The yuan extended declines after breaching the 7 per US dollar level as concerns that the US Federal Reserve might deliver an outsized rate hike next week eclipsed a string of attempts from the People’s Bank of China (PBOC) to support the currency.
The onshore and offshore yuan fell to the lowest since July 2020, even as China’s central bank yesterday set the currency fixing at 456 pips stronger than the estimates in a Bloomberg survey, on concern that Fed rate hikes would exacerbate China’s yield gap with the US and drive outflows.
The fixing pushback also fell short of the record 598 pips on Wednesday.
Photo: Reuters
While warning investors not to bet on any particular level, the 17 straight days of stronger-than-expected fixings have been the most visible signal from Beijing yet that it is seeking to stabilize the currency ahead of the Chinese Communist Party Congress next month, when Chinese President Xi Jinping (習近平) is expected to secure an unprecedented third term.
“It’s not a house-on-fire move,” said Brad Bechtel, global head of foreign exchange at Jefferies LLC, referring to the Chinese central bank reference rates. “The PBOC is quietly pushing back through the daily fixing, but they are not really doing anything else. Central banks have realized that it’s a dollar trade. They could fight it, but there’s not much they can do about it.”
Traders responded to the move by the People’s Bank of China by pushing the onshore yuan to as low as 7.0195 per US dollar, about 0.7 percent shy from the weak end of the 2 percent trading band around the fixing.
The gap between onshore yuan and the fixing stayed near 800 pips, which was the most since 2020.

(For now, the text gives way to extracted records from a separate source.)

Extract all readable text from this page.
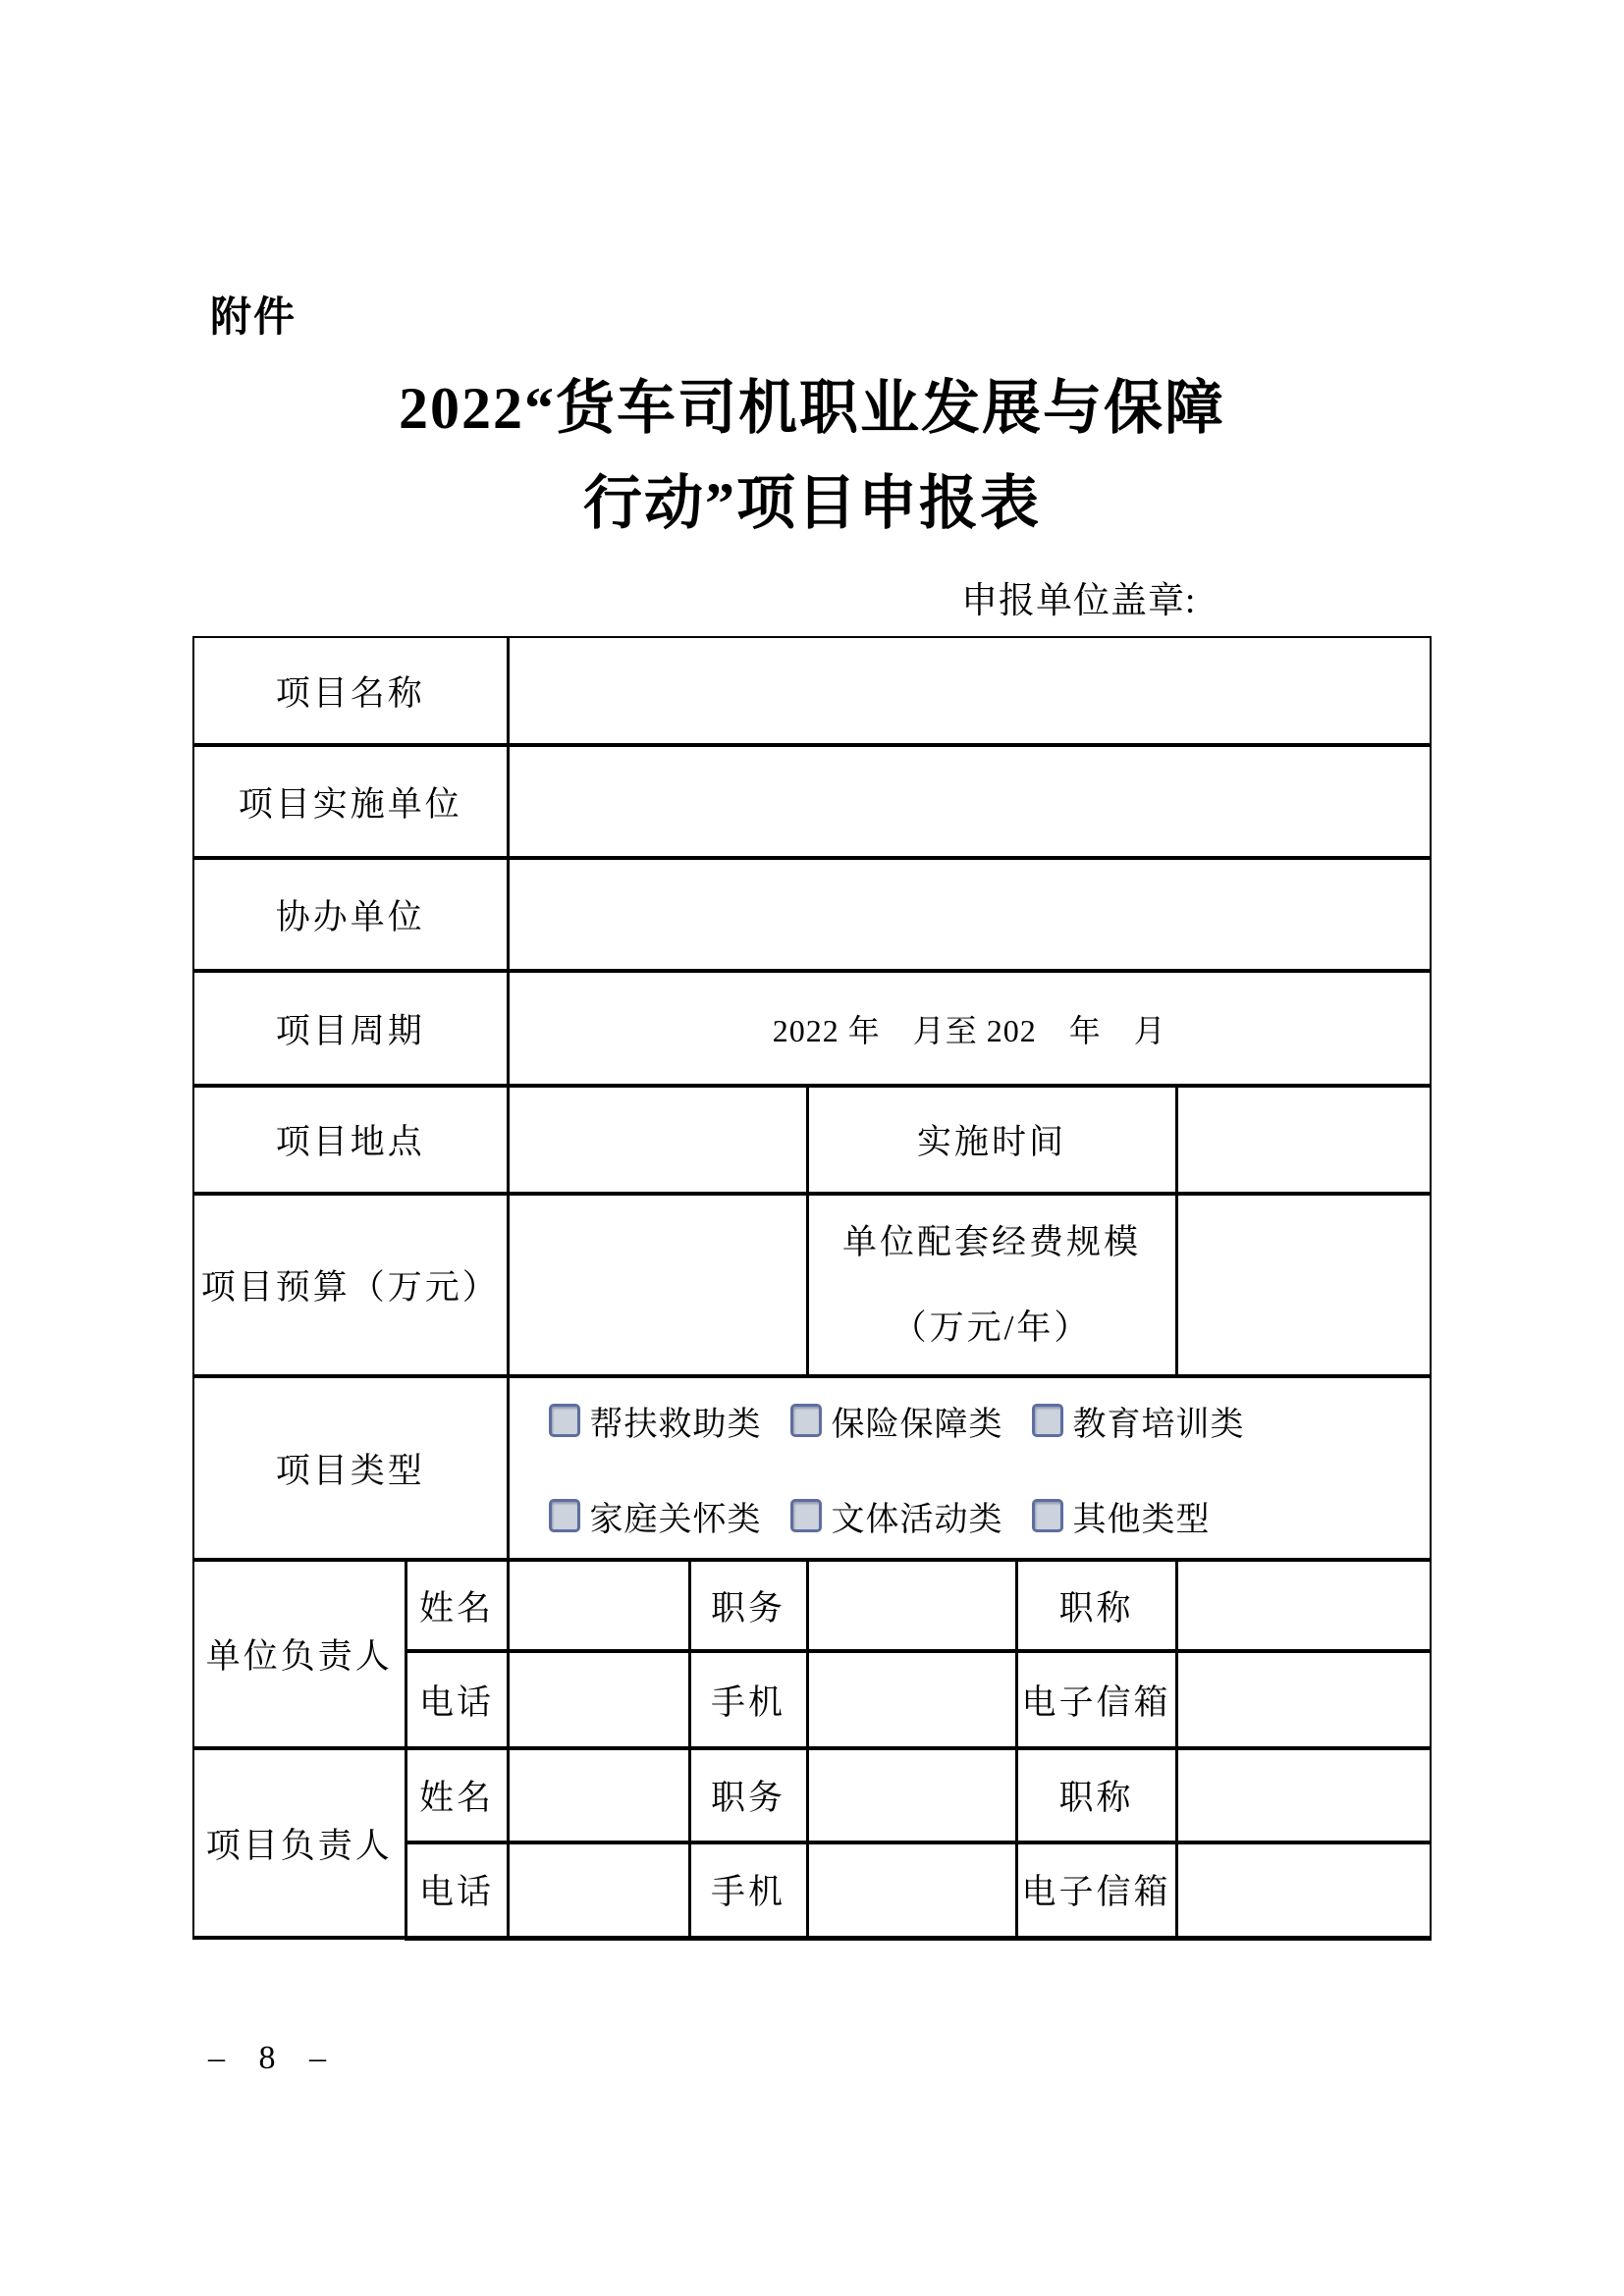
附件
2022“货车司机职业发展与保障
行动”项目申报表
申报单位盖章:
项目名称						
项目实施单位						
协办单位						
项目周期		2022 年　月至 202　年　月				
项目地点				实施时间		
项目预算（万元）				单位配套经费规模
（万元/年）		

项目类型	
帮扶救助类 保险保障类 教育培训类
家庭关怀类 文体活动类 其他类型

单位负责人	姓名		职务		职称	
	电话		手机		电子信箱	
项目负责人	姓名		职务		职称	
	电话		手机		电子信箱	
– 8 –
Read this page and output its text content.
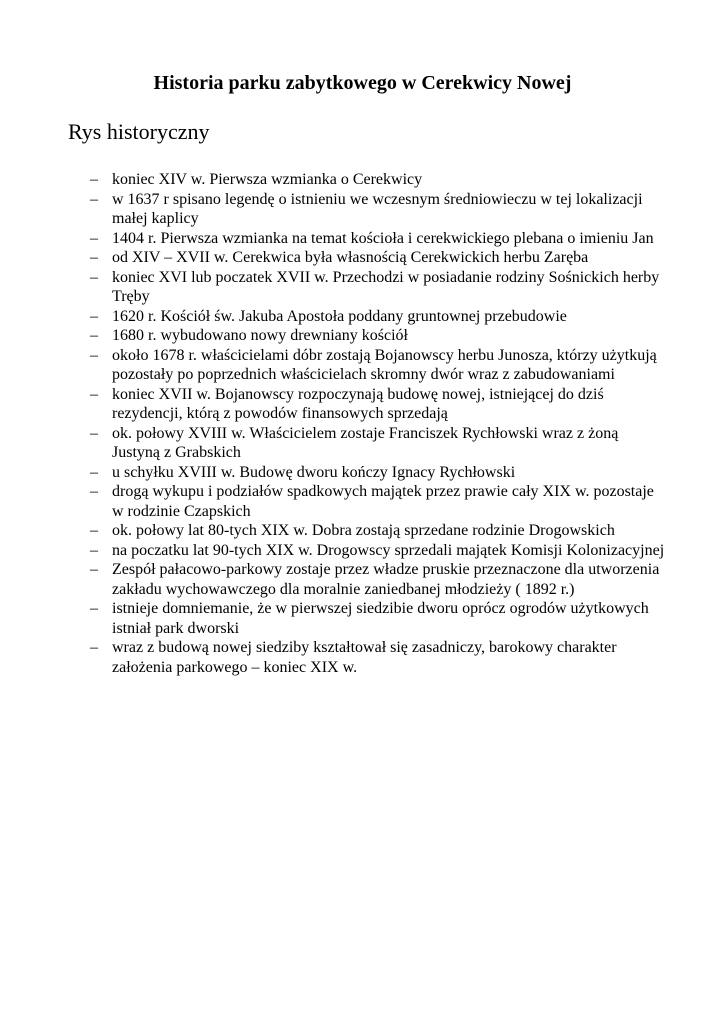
Historia parku zabytkowego w Cerekwicy Nowej
Rys historyczny
– koniec XIV w. Pierwsza wzmianka o Cerekwicy
– w 1637 r spisano legendę o istnieniu we wczesnym średniowieczu w tej lokalizacji małej kaplicy
– 1404 r. Pierwsza wzmianka na temat kościoła i cerekwickiego plebana o imieniu Jan
– od XIV – XVII w. Cerekwica była własnością Cerekwickich herbu Zaręba
– koniec XVI lub poczatek XVII w. Przechodzi w posiadanie rodziny Sośnickich herby Tręby
– 1620 r. Kościół św. Jakuba Apostoła poddany gruntownej przebudowie
– 1680 r. wybudowano nowy drewniany kościół
– około 1678 r. właścicielami dóbr zostają Bojanowscy herbu Junosza, którzy użytkują pozostały po poprzednich właścicielach skromny dwór wraz z zabudowaniami
– koniec XVII w. Bojanowscy rozpoczynają budowę nowej, istniejącej do dziś rezydencji, którą z powodów finansowych sprzedają
– ok. połowy XVIII w. Właścicielem zostaje Franciszek Rychłowski wraz z żoną Justyną z Grabskich
– u schyłku XVIII w. Budowę dworu kończy Ignacy Rychłowski
– drogą wykupu i podziałów spadkowych majątek przez prawie cały XIX w. pozostaje w rodzinie Czapskich
– ok. połowy lat 80-tych XIX w. Dobra zostają sprzedane rodzinie Drogowskich
– na poczatku lat 90-tych XIX w. Drogowscy sprzedali majątek Komisji Kolonizacyjnej
– Zespół pałacowo-parkowy zostaje przez władze pruskie przeznaczone dla utworzenia zakładu wychowawczego dla moralnie zaniedbanej młodzieży ( 1892 r.)
– istnieje domniemanie, że w pierwszej siedzibie dworu oprócz ogrodów użytkowych istniał park dworski
– wraz z budową nowej siedziby kształtował się zasadniczy, barokowy charakter założenia parkowego – koniec XIX w.
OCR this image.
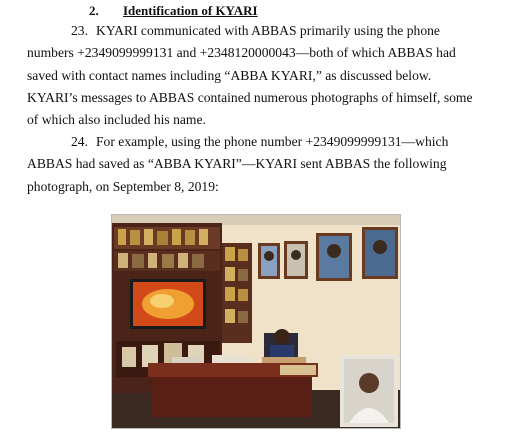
2. Identification of KYARI
23. KYARI communicated with ABBAS primarily using the phone
numbers +2349099999131 and +2348120000043—both of which ABBAS had
saved with contact names including “ABBA KYARI,” as discussed below.
KYARI’s messages to ABBAS contained numerous photographs of himself, some
of which also included his name.
24. For example, using the phone number +2349099999131—which
ABBAS had saved as “ABBA KYARI”—KYARI sent ABBAS the following
photograph, on September 8, 2019:
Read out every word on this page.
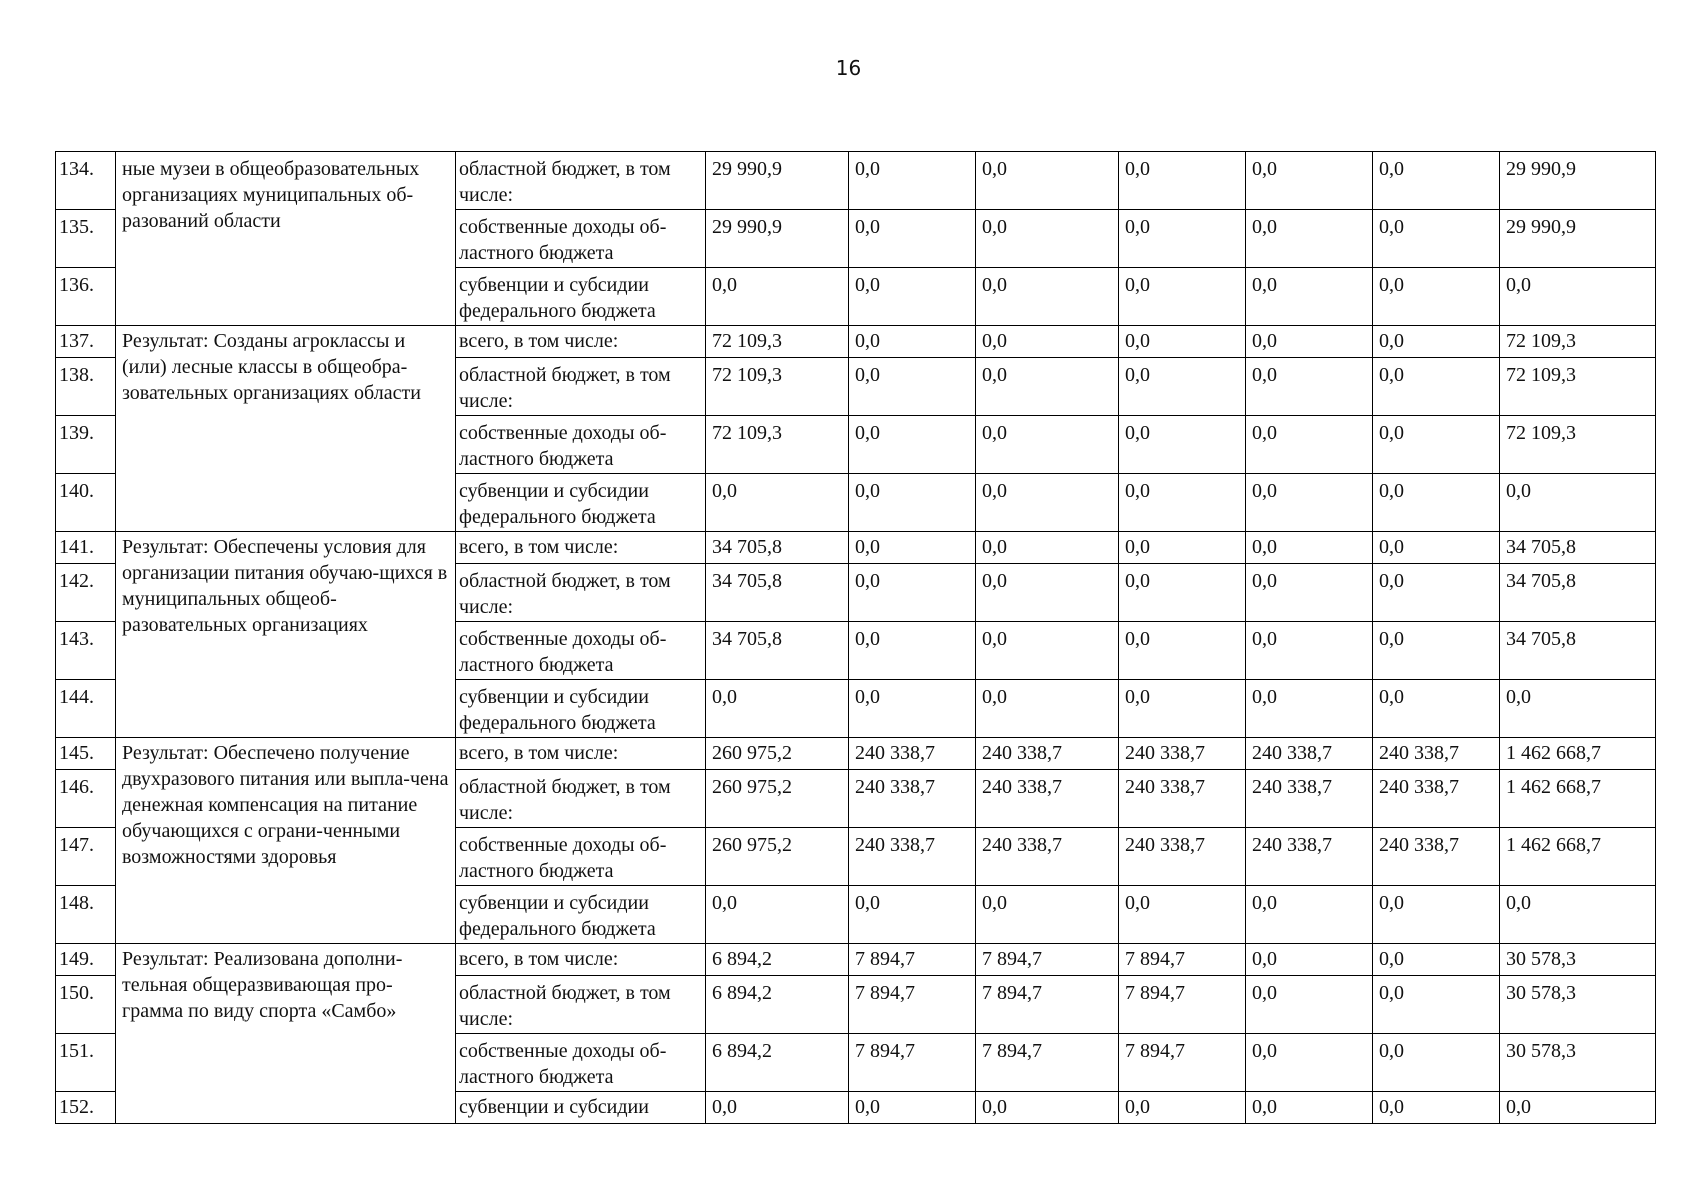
16
134.	ные музеи в общеобразовательных организациях муниципальных об-разований области	областной бюджет, в том числе:	29 990,9	0,0	0,0	0,0	0,0	0,0	29 990,9
135.		собственные доходы об-ластного бюджета	29 990,9	0,0	0,0	0,0	0,0	0,0	29 990,9
136.		субвенции и субсидии федерального бюджета	0,0	0,0	0,0	0,0	0,0	0,0	0,0
137.	Результат: Созданы агроклассы и (или) лесные классы в общеобра-зовательных организациях области	всего, в том числе:	72 109,3	0,0	0,0	0,0	0,0	0,0	72 109,3
138.		областной бюджет, в том числе:	72 109,3	0,0	0,0	0,0	0,0	0,0	72 109,3
139.		собственные доходы об-ластного бюджета	72 109,3	0,0	0,0	0,0	0,0	0,0	72 109,3
140.		субвенции и субсидии федерального бюджета	0,0	0,0	0,0	0,0	0,0	0,0	0,0
141.	Результат: Обеспечены условия для организации питания обучаю-щихся в муниципальных общеоб-разовательных организациях	всего, в том числе:	34 705,8	0,0	0,0	0,0	0,0	0,0	34 705,8
142.		областной бюджет, в том числе:	34 705,8	0,0	0,0	0,0	0,0	0,0	34 705,8
143.		собственные доходы об-ластного бюджета	34 705,8	0,0	0,0	0,0	0,0	0,0	34 705,8
144.		субвенции и субсидии федерального бюджета	0,0	0,0	0,0	0,0	0,0	0,0	0,0
145.	Результат: Обеспечено получение двухразового питания или выпла-чена денежная компенсация на питание обучающихся с ограни-ченными возможностями здоровья	всего, в том числе:	260 975,2	240 338,7	240 338,7	240 338,7	240 338,7	240 338,7	1 462 668,7
146.		областной бюджет, в том числе:	260 975,2	240 338,7	240 338,7	240 338,7	240 338,7	240 338,7	1 462 668,7
147.		собственные доходы об-ластного бюджета	260 975,2	240 338,7	240 338,7	240 338,7	240 338,7	240 338,7	1 462 668,7
148.		субвенции и субсидии федерального бюджета	0,0	0,0	0,0	0,0	0,0	0,0	0,0
149.	Результат: Реализована дополни-тельная общеразвивающая про-грамма по виду спорта «Самбо»	всего, в том числе:	6 894,2	7 894,7	7 894,7	7 894,7	0,0	0,0	30 578,3
150.		областной бюджет, в том числе:	6 894,2	7 894,7	7 894,7	7 894,7	0,0	0,0	30 578,3
151.		собственные доходы об-ластного бюджета	6 894,2	7 894,7	7 894,7	7 894,7	0,0	0,0	30 578,3
152.		субвенции и субсидии	0,0	0,0	0,0	0,0	0,0	0,0	0,0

Both of these indicate deepening bearish sentiment on the yuan.
The currency’s slide gathered pace on Thursday amid geopolitical concerns surrounding a meeting between Russian President Vladimir Putin and Xi, and the approval of the Taiwan Policy Act in the US, Morgan Stanley said in a note.
The stronger fixing is “unlikely to defend the psychological 7 level, but delay and smooth out the yuan depreciation pace, unless the PBOC takes other measures to support the yuan,” said Ken Cheung (張建泰), chief Asian foreign exchange strategist at Mizuho Bank.
A Shanghai Securities News report downplayed yuan’s losses and cited unnamed experts, saying wider swings in the exchange rate have become normal in recent years amid increased uncertainties in the global economy.
Still, policymakers have plenty in their toolbox to manage the currency, including by raising costs for investors to bet against the yuan by using forwards contracts, reducing the amount of dollar deposits banks need to set aside as reserves again as it did earlier this month, or in the worst case, resolve to direct intervention by selling the dollar.
However, the yuan’s relative strength versus other regional currencies might act as a deterrent. The yuan is at a 13-year high versus the South Korean won and 29-year high versus the Japanese yen.
Moreover, the trade-weighted yuan has remained little changed since last month, a Bloomberg tracker of the CFETS Index showed.